Shares in Associated British Foods have slipped back 4.7% so far today to 2,735p after the Primark and British Sugar owner posted a 51% slump in pre-tax profits in its first half.
The group has been hit hard by the massive decline in sugar prices across the world in the past year, as well as by general food deflation and a weakening euro.
Revenues at ABF nudged up 1% to £6.25bn in the 24 weeks to 28 February, but its pre-tax profit more than halved to £213m
AB Sugar slumped to a £3m operating loss for the period, compared with a profit of £64m a year ago, as pressures continue ahead of the abolition of production quotas in 2017. Turnover in the division fell 10% in the period to £928m, but ABF did predict the sugar business would make a “small profit” for the full year.

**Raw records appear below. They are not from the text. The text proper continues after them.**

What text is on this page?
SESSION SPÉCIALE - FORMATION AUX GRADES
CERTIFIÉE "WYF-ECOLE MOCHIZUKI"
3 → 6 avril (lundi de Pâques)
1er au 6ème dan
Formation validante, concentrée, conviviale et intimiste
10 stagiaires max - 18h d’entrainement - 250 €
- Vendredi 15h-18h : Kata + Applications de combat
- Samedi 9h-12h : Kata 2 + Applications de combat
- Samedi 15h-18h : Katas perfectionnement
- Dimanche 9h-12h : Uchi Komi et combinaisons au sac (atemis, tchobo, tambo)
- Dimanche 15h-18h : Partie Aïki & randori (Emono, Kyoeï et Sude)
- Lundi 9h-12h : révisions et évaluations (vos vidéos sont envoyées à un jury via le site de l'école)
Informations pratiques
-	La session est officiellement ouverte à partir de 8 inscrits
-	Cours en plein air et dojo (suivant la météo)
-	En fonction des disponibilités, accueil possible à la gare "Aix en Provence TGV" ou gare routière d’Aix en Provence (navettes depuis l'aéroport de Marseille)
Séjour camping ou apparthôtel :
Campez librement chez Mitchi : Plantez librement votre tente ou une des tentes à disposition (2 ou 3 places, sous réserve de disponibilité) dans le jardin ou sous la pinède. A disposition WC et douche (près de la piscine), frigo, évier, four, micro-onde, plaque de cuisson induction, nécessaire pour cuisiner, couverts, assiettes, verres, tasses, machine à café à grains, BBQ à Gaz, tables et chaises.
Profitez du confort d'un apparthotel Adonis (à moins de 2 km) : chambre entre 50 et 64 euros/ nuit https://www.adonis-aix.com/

However, agriculture, grocery, ingredients and the retail business – which includes Primark –all registered growing earnings.
Primark sales were 12% ahead of a year ago to £2.55bn, pushing up operating profit 8% to £322m. Grocery, which includes Twinings Ovaltine, saw a 4% rise in operating profits to £128m despite revenues falling 4% to £1.58bn because of commodity price deflation. Agriculture suffered the same fate, with earnings up 21% to £23m with sales down 8% to £577m.
CEO George Weston said: “This is a sound trading result with significant progress made in operating profit by Primark, agriculture and ingredients, and further improvement in grocery’s margin.
“As expected, profitability at AB Sugar was substantially lower as a result of much weaker EU sugar prices. Primark’s performance was driven by significant expansion of selling space and superior trading by the stores opened in the last 12 months and plans for its entry into the north-east of the US are well advanced.”
However, chairman Charles Sinclair sounded a more cautious tone to investors. At the bottom of his review of the half, he said there would be a modest decline in adjusted earnings per share for the full year.
“With sterling’s continuing strength against most of our major trading currencies, and the transactional impact of euro weakness on the results of Primark and British Sugar, we now expect a modest decline in adjusted earnings per share for the group for the full year,” Sinclair added.
The trading outlook for the year remained unchanged as Primark’s European expansion and sales growth continued and plans for its entry into the North East of the US advanced.
Liberum analyst Robert Waldschmidt said ABF was in a year of transition as the hit to sugar profitability is absorbed by strong growth at Primark and the profits recovery at ingredients.
“The shakeout in EU sugar ahead of the abolition of sugar production quotas is quickly playing out in FY15 with a hefty 40% fall in EU sugar prices hitting industry profitability,” he added. “While prices could fall further, there are early signs of prices starting to stabilise.”
Liberum has a ‘buy’ rating on ABF’s shares, with a target price of 3,600p.